Polypyrimidine-Trakt-Bindeprotein
Polypyrimidine-Trakt-Bindungsprotein (PTB) ist ein spezifisches Protein, das an die pyrimidinreichen Sequenzen in der Prä-mRNA bindet und bei der Regulation der Alternativspleißung sowie der Translation beteiligt ist. Es existieren vier Isoformen (PTB1, PTB2, PTB3, PTB4), die durch alternatives Spleißen entstehen und unterschiedliche Funktionen haben können.
Heterogene nukleäre Ribonukleoproteine
Heterogene nukleäre Ribonukleoproteine (hnRNPs) sind eine Gruppe von Proteinen, die mit heterogenen nuclear RNA-Molekülen assoziiert sind und bei der Prozessierung, Stabilisierung und Translation dieser RNAs sowie bei der Regulation der Genexpression eine wichtige Rolle spielen.
Ribonukleoproteine
RNA-Bindungsproteine
Alternative Splicing
Alternative Splicing ist ein Prozess der Genexpression, bei dem verschiedene Proteine oder RNA-Moleküle aus demselben Primärtranskript durch die unterschiedliche Anordnung von Exons und Introns erzeugt werden. Dies ermöglicht eine Erhöhung der genetischen Vielseitigkeit und Komplexität in eukaryotischen Organismen, ohne dass zusätzliche Gene benötigt werden. Diese Variationen können die Funktion, Lokalisation oder Stabilität des resultierenden Proteins beeinflussen und sind von entscheidender Bedeutung für die Regulation komplexer Zellprozesse sowie für die Entstehung verschiedener Krankheiten.
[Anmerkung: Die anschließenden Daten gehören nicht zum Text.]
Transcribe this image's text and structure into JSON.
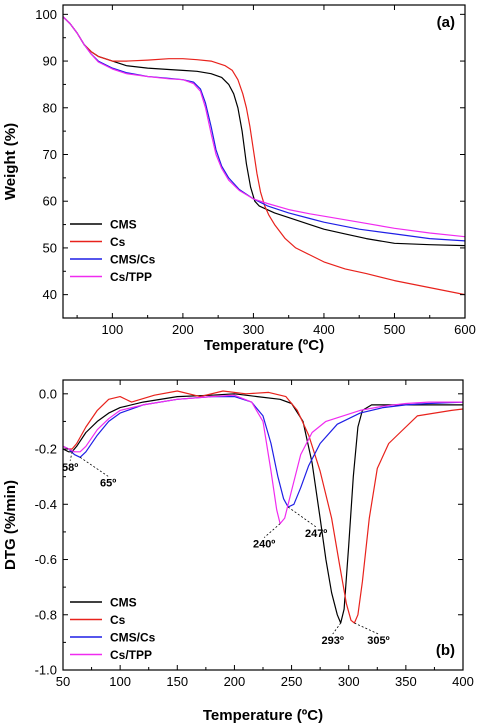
{
  "chart_data": [
    {
      "type": "line",
      "panel_label": "(a)",
      "xlabel": "Temperature (ºC)",
      "ylabel": "Weight (%)",
      "xlim": [
        30,
        600
      ],
      "ylim": [
        35,
        102
      ],
      "x_ticks": [
        100,
        200,
        300,
        400,
        500,
        600
      ],
      "x_tick_labels": [
        "100",
        "200",
        "300",
        "400",
        "500",
        "600"
      ],
      "y_ticks": [
        40,
        50,
        60,
        70,
        80,
        90,
        100
      ],
      "y_tick_labels": [
        "40",
        "50",
        "60",
        "70",
        "80",
        "90",
        "100"
      ],
      "legend_position": "bottom-left",
      "grid": false,
      "series": [
        {
          "name": "CMS",
          "color": "#000000",
          "x": [
            30,
            40,
            50,
            60,
            70,
            80,
            100,
            120,
            150,
            180,
            200,
            220,
            240,
            255,
            265,
            272,
            278,
            284,
            290,
            296,
            302,
            308,
            315,
            330,
            350,
            380,
            400,
            430,
            460,
            500,
            550,
            600
          ],
          "y": [
            99.5,
            98,
            96,
            93.5,
            92,
            91,
            90,
            89,
            88.5,
            88.2,
            88,
            87.8,
            87.3,
            86.5,
            85,
            83,
            80,
            75,
            68,
            63,
            60,
            59,
            58.5,
            57.5,
            56.5,
            55,
            54,
            53,
            52,
            51,
            50.7,
            50.5
          ]
        },
        {
          "name": "Cs",
          "color": "#e8221c",
          "x": [
            30,
            40,
            50,
            60,
            70,
            80,
            100,
            120,
            150,
            180,
            200,
            220,
            240,
            260,
            270,
            278,
            285,
            290,
            295,
            300,
            305,
            310,
            316,
            322,
            330,
            345,
            360,
            380,
            400,
            430,
            460,
            500,
            550,
            600
          ],
          "y": [
            99.5,
            98,
            96,
            93.5,
            92,
            91,
            90,
            90,
            90.2,
            90.5,
            90.5,
            90.3,
            90,
            89,
            88,
            86,
            83,
            80,
            76,
            71,
            66,
            62,
            59,
            57,
            55,
            52,
            50,
            48.5,
            47,
            45.5,
            44.5,
            43,
            41.5,
            40
          ]
        },
        {
          "name": "CMS/Cs",
          "color": "#1f1fe6",
          "x": [
            30,
            40,
            50,
            60,
            70,
            80,
            100,
            120,
            150,
            180,
            200,
            215,
            225,
            232,
            240,
            247,
            255,
            265,
            280,
            300,
            320,
            350,
            380,
            400,
            450,
            500,
            550,
            600
          ],
          "y": [
            99.5,
            98,
            96,
            93.5,
            91.5,
            90,
            88.5,
            87.5,
            86.7,
            86.3,
            86,
            85.5,
            84,
            81,
            76,
            71,
            67.5,
            65,
            62.5,
            60.5,
            59,
            57.5,
            56.3,
            55.5,
            54,
            53,
            52,
            51.5
          ]
        },
        {
          "name": "Cs/TPP",
          "color": "#f02bf0",
          "x": [
            30,
            40,
            50,
            60,
            70,
            80,
            100,
            120,
            150,
            180,
            200,
            215,
            225,
            232,
            240,
            247,
            255,
            265,
            280,
            300,
            320,
            350,
            380,
            400,
            450,
            500,
            550,
            600
          ],
          "y": [
            99.5,
            98,
            96,
            93.5,
            91.5,
            89.8,
            88.3,
            87.3,
            86.7,
            86.2,
            86,
            85.2,
            83.5,
            80,
            74.5,
            70,
            67,
            64.5,
            62.3,
            60.5,
            59.5,
            58.2,
            57.3,
            56.8,
            55.5,
            54.2,
            53.2,
            52.4
          ]
        }
      ]
    },
    {
      "type": "line",
      "panel_label": "(b)",
      "xlabel": "Temperature (ºC)",
      "ylabel": "DTG (%/min)",
      "xlim": [
        50,
        400
      ],
      "ylim": [
        -1.0,
        0.05
      ],
      "x_ticks": [
        50,
        100,
        150,
        200,
        250,
        300,
        350,
        400
      ],
      "x_tick_labels": [
        "50",
        "100",
        "150",
        "200",
        "250",
        "300",
        "350",
        "400"
      ],
      "y_ticks": [
        -1.0,
        -0.8,
        -0.6,
        -0.4,
        -0.2,
        0.0
      ],
      "y_tick_labels": [
        "-1.0",
        "-0.8",
        "-0.6",
        "-0.4",
        "-0.2",
        "0.0"
      ],
      "legend_position": "bottom-left",
      "grid": false,
      "annotations": [
        {
          "text": "58º",
          "x": 58,
          "y": -0.21
        },
        {
          "text": "65º",
          "x": 65,
          "y": -0.23
        },
        {
          "text": "240º",
          "x": 240,
          "y": -0.47
        },
        {
          "text": "247º",
          "x": 247,
          "y": -0.41
        },
        {
          "text": "293º",
          "x": 293,
          "y": -0.83
        },
        {
          "text": "305º",
          "x": 305,
          "y": -0.83
        }
      ],
      "series": [
        {
          "name": "CMS",
          "color": "#000000",
          "x": [
            50,
            55,
            58,
            62,
            70,
            80,
            90,
            100,
            120,
            150,
            180,
            200,
            220,
            240,
            250,
            260,
            268,
            275,
            280,
            285,
            290,
            293,
            296,
            300,
            304,
            308,
            312,
            320,
            340,
            360,
            380,
            400
          ],
          "y": [
            -0.2,
            -0.21,
            -0.21,
            -0.19,
            -0.14,
            -0.1,
            -0.07,
            -0.05,
            -0.03,
            -0.01,
            -0.005,
            0.0,
            -0.01,
            -0.02,
            -0.035,
            -0.1,
            -0.25,
            -0.45,
            -0.6,
            -0.72,
            -0.8,
            -0.83,
            -0.78,
            -0.55,
            -0.3,
            -0.12,
            -0.06,
            -0.04,
            -0.04,
            -0.04,
            -0.04,
            -0.04
          ]
        },
        {
          "name": "Cs",
          "color": "#e8221c",
          "x": [
            50,
            55,
            58,
            62,
            70,
            80,
            90,
            100,
            110,
            130,
            150,
            170,
            190,
            210,
            230,
            245,
            255,
            265,
            275,
            285,
            292,
            298,
            302,
            305,
            308,
            312,
            318,
            325,
            335,
            345,
            360,
            375,
            390,
            400
          ],
          "y": [
            -0.19,
            -0.2,
            -0.2,
            -0.18,
            -0.12,
            -0.06,
            -0.02,
            -0.01,
            -0.03,
            -0.005,
            0.01,
            -0.01,
            0.01,
            0.0,
            0.005,
            -0.01,
            -0.06,
            -0.15,
            -0.28,
            -0.45,
            -0.62,
            -0.76,
            -0.82,
            -0.83,
            -0.8,
            -0.68,
            -0.45,
            -0.27,
            -0.18,
            -0.14,
            -0.08,
            -0.07,
            -0.06,
            -0.055
          ]
        },
        {
          "name": "CMS/Cs",
          "color": "#1f1fe6",
          "x": [
            50,
            55,
            60,
            65,
            70,
            80,
            90,
            100,
            120,
            150,
            180,
            200,
            215,
            225,
            232,
            238,
            243,
            247,
            252,
            258,
            265,
            275,
            290,
            310,
            330,
            350,
            370,
            400
          ],
          "y": [
            -0.19,
            -0.2,
            -0.22,
            -0.23,
            -0.21,
            -0.15,
            -0.1,
            -0.07,
            -0.04,
            -0.02,
            -0.01,
            -0.01,
            -0.03,
            -0.08,
            -0.18,
            -0.3,
            -0.38,
            -0.41,
            -0.4,
            -0.34,
            -0.26,
            -0.18,
            -0.11,
            -0.07,
            -0.05,
            -0.04,
            -0.035,
            -0.03
          ]
        },
        {
          "name": "Cs/TPP",
          "color": "#f02bf0",
          "x": [
            50,
            55,
            60,
            65,
            70,
            80,
            90,
            100,
            120,
            150,
            180,
            200,
            215,
            225,
            232,
            237,
            240,
            244,
            250,
            258,
            268,
            280,
            295,
            310,
            330,
            350,
            370,
            400
          ],
          "y": [
            -0.19,
            -0.2,
            -0.21,
            -0.21,
            -0.19,
            -0.13,
            -0.09,
            -0.06,
            -0.04,
            -0.02,
            -0.01,
            -0.005,
            -0.03,
            -0.1,
            -0.28,
            -0.42,
            -0.47,
            -0.45,
            -0.35,
            -0.22,
            -0.14,
            -0.1,
            -0.08,
            -0.06,
            -0.045,
            -0.035,
            -0.03,
            -0.03
          ]
        }
      ]
    }
  ]
}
Octamer-Transkriptionsfaktoren
3'-Untranslated Regions
Protein Biosynthesis
Ribosomen
Ribosomen sind komplexe intrazelluläre Granula, die aus ribonukleoproteinhaltigen Untereinheiten bestehen und hauptsächlich für die Proteinsynthese verantwortlich sind, indem sie transfer-RNA-Moleküle mit ihren spezifischen Aminosäuren decodieren und diese an Peptidbindungen in der richtigen Reihenfolge verknüpfen.
RNA-Vorläufer
Ein RNA-Vorläufer, auch bekannt als präkursor-RNA (pre-mRNA), ist eine längere, initial synthetisierte RNA-Transkriptsequenz, die verschiedene Prozessierungsereignisse wie Spleißen, Kappen und Polyadenylierung durchläuft, um in reife, funktionelle RNAs wie mRNAs, rRNAs oder tRNAs umgewandelt zu werden.
Hela-Zellen
RNA Splicing
RNA Splicing ist ein posttranskriptionellen Prozess, bei dem nicht-kodierende Sequenzen (Introns) aus der vorläufigen mRNA entfernt und kodierende Sequenzen (Exons) verbunden werden, um eine reife, translationsfähige mRNA zu erzeugen.
RNA, virale
Molekülsequenzdaten
Base Sequence
Exons
Exons sind die kontinuierlichen Abschnitte eines codierenden Genoms, die nach der RNA-Spleißenmacherei Teil der reifen, funktionellen mRNA werden und anschließend für die Proteinsynthese verwendet werden. Sie entsprechen den Bereichen, aus denen das fertige Protein hergestellt wird, während Introns entfernt (gespleißt) werden, um die endgültige mRNA zu bilden.
Binding Sites
5'-Nicht-translatierte Regionen
RNA, Messenger-
Nucleic Acid Conformation
Kernmatrixproteine
Protein Binding
Zytoplasma
Das Zytoplasma ist der flüssigkehrteil des Inneren einer Zelle, der die Zellorganellen umgibt und aus verschiedenen Makromolekülen, Ionen und kleinen Molekülen besteht, aber keine Membran-gebundenen Organellen wie Kern oder Mitochondrien enthält.
Zellinie
Vernetzungsreagenzien
In der Medizin sind Vernetzungsreagenzien Substanzen, die verwendet werden, um Biomoleküle wie Proteine oder DNA durch die Bildung von kovalenten Bindungen miteinander zu vernetzen, um deren Stabilität und Aktivität zu erhöhen oder um komplexe Strukturen zu bilden.